Sobanjo-ter Meulen discussed how trial participation among pregnant persons is influenced by factors such as the burden and the severity or mortality of a given disease and whether or not a disease is preventable. As an example, she mentioned that in the 1980s there was minimal hesitancy among pregnant women for receiving the tetanus vaccine because people saw firsthand how infants died of tetanus. Engaging pregnant persons in vaccine trials for a disease such as group B Streptococcus, a bacterial infection, is more complicated, Sobanjo-ter Meulen said. It requires raising awareness of the severe impact this maternal infection can have on the fetus in utero (e.g., stillbirth, preterm birth) and on the neonate, especially in the first 72 hours of life. In the United States, prevention of infection that occurs during the birth process can be accomplished with intrapartum intravenous antibiotics; however, this treatment is not available in most low- and middle-income countries.

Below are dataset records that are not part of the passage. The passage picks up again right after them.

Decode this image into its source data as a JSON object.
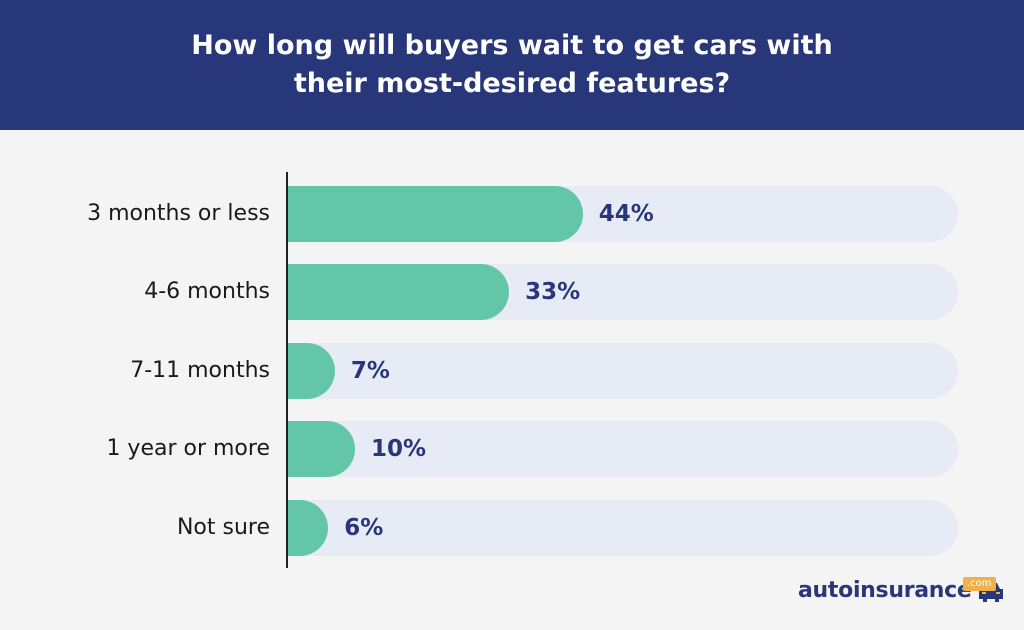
{
  "chart_data": {
    "type": "bar",
    "orientation": "horizontal",
    "title": "How long will buyers wait to get cars with their most-desired features?",
    "categories": [
      "3 months or less",
      "4-6 months",
      "7-11 months",
      "1 year or more",
      "Not sure"
    ],
    "values": [
      44,
      33,
      7,
      10,
      6
    ],
    "value_labels": [
      "44%",
      "33%",
      "7%",
      "10%",
      "6%"
    ],
    "xlim": [
      0,
      100
    ],
    "grid": false,
    "colors": {
      "bar": "#63c6a6",
      "track": "#e7ebf5",
      "header": "#28367a",
      "value_text": "#28367a"
    }
  },
  "logo": {
    "text": "autoinsurance",
    "badge": ".com"
  }
}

Sobanjo-ter Meulen added that, in her experience, there is a willingness on the part of pregnant and lactating people to participate in vaccine clinical trials if they are aware that the intervention might preserve their pregnancy and prevent severe disease in their infant. Raising awareness requires significant education and understanding on the part of the pregnant person as well as their health care providers (e.g., physicians, nurses, and midwives).

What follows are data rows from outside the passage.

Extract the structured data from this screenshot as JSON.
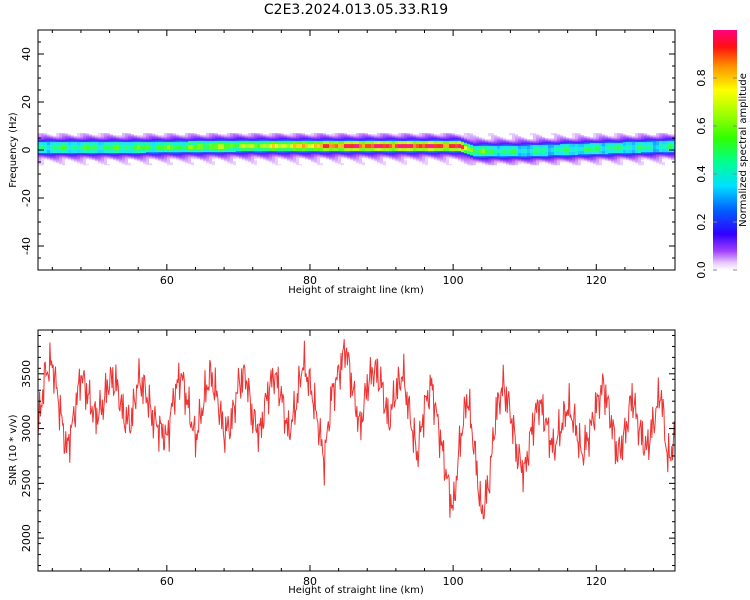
{
  "title": "C2E3.2024.013.05.33.R19",
  "chart_data": [
    {
      "type": "heatmap",
      "xlabel": "Height of straight line (km)",
      "ylabel": "Frequency (Hz)",
      "xlim": [
        42,
        131
      ],
      "ylim": [
        -50,
        50
      ],
      "xticks": [
        60,
        80,
        100,
        120
      ],
      "yticks": [
        -40,
        -20,
        0,
        20,
        40
      ],
      "ytick_labels": [
        "-40",
        "-20",
        "0",
        "20",
        "40"
      ],
      "colorbar": {
        "label": "Normalized spectral amplitude",
        "range": [
          0,
          1
        ],
        "ticks": [
          0.0,
          0.2,
          0.4,
          0.6,
          0.8
        ],
        "tick_labels": [
          "0.0",
          "0.2",
          "0.4",
          "0.6",
          "0.8"
        ],
        "colormap": "rainbow"
      },
      "ridge": [
        {
          "x": 42,
          "center": 1.0,
          "peak": 0.45
        },
        {
          "x": 55,
          "center": 1.0,
          "peak": 0.5
        },
        {
          "x": 70,
          "center": 1.5,
          "peak": 0.6
        },
        {
          "x": 78,
          "center": 1.5,
          "peak": 0.75
        },
        {
          "x": 85,
          "center": 1.5,
          "peak": 0.92
        },
        {
          "x": 95,
          "center": 1.5,
          "peak": 0.95
        },
        {
          "x": 101,
          "center": 1.5,
          "peak": 0.9
        },
        {
          "x": 103,
          "center": -0.5,
          "peak": 0.55
        },
        {
          "x": 110,
          "center": -0.5,
          "peak": 0.4
        },
        {
          "x": 120,
          "center": 0.5,
          "peak": 0.45
        },
        {
          "x": 131,
          "center": 1.5,
          "peak": 0.4
        }
      ]
    },
    {
      "type": "line",
      "xlabel": "Height of straight line (km)",
      "ylabel": "SNR (10 * v/v)",
      "xlim": [
        42,
        131
      ],
      "ylim": [
        1700,
        3900
      ],
      "xticks": [
        60,
        80,
        100,
        120
      ],
      "yticks": [
        2000,
        2500,
        3000,
        3500
      ],
      "color": "#ee3333",
      "series": [
        {
          "x": [
            42,
            43,
            44,
            45,
            46,
            47,
            48,
            49,
            50,
            51,
            52,
            53,
            54,
            55,
            56,
            57,
            58,
            59,
            60,
            61,
            62,
            63,
            64,
            65,
            66,
            67,
            68,
            69,
            70,
            71,
            72,
            73,
            74,
            75,
            76,
            77,
            78,
            79,
            80,
            81,
            82,
            83,
            84,
            85,
            86,
            87,
            88,
            89,
            90,
            91,
            92,
            93,
            94,
            95,
            96,
            97,
            98,
            99,
            100,
            101,
            102,
            103,
            104,
            105,
            106,
            107,
            108,
            109,
            110,
            111,
            112,
            113,
            114,
            115,
            116,
            117,
            118,
            119,
            120,
            121,
            122,
            123,
            124,
            125,
            126,
            127,
            128,
            129,
            130,
            131
          ],
          "y": [
            3000,
            3500,
            3600,
            3200,
            2800,
            3100,
            3500,
            3300,
            3100,
            3200,
            3450,
            3400,
            3100,
            3050,
            3450,
            3350,
            3100,
            3000,
            2900,
            3300,
            3500,
            3200,
            2900,
            3200,
            3500,
            3300,
            2950,
            3050,
            3400,
            3500,
            3100,
            2950,
            3300,
            3500,
            3300,
            2950,
            3200,
            3600,
            3400,
            3100,
            2700,
            3300,
            3500,
            3750,
            3350,
            3000,
            3400,
            3550,
            3400,
            3050,
            3350,
            3500,
            3100,
            2750,
            3200,
            3400,
            3000,
            2600,
            2250,
            2900,
            3300,
            2800,
            2200,
            2500,
            3150,
            3400,
            3150,
            2750,
            2600,
            3000,
            3250,
            3050,
            2800,
            3000,
            3200,
            3050,
            2750,
            2950,
            3200,
            3400,
            3100,
            2750,
            2950,
            3300,
            3000,
            2800,
            3050,
            3350,
            2700,
            2900
          ]
        }
      ]
    }
  ]
}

Geeta Swamy, associate vice president for research, vice dean for scientific integrity, and professor of obstetrics and gynecology at Duke University, emphasized that, “pregnant and lactating people are people who are pregnant or lactating at the time.” These individuals should be considered for trial enrollment the same as nonpregnant people. Elad Sharon of the National Cancer Institute agreed that “pregnant people are also people” and added that some people enroll in a clinical trial and then unintentionally become pregnant. Unfortunately, becoming pregnant is often one of the reasons listed in a protocol for a participant to be discontinued from a study, which, Sharon pointed out, is a missed opportunity to continue to learn from these patients. He noted that during the pivotal clinical trial for the Moderna COVID-19 vaccine there were 13 trial participants who became pregnant over the course of the study (FDA, 2020). These data were publicly presented at the December 2020 FDA advisory committee meeting and subsequently “largely ignored.” He suggested regulators should enable and encourage data collection from persons who become pregnant during a drug trial and include the data in the product label.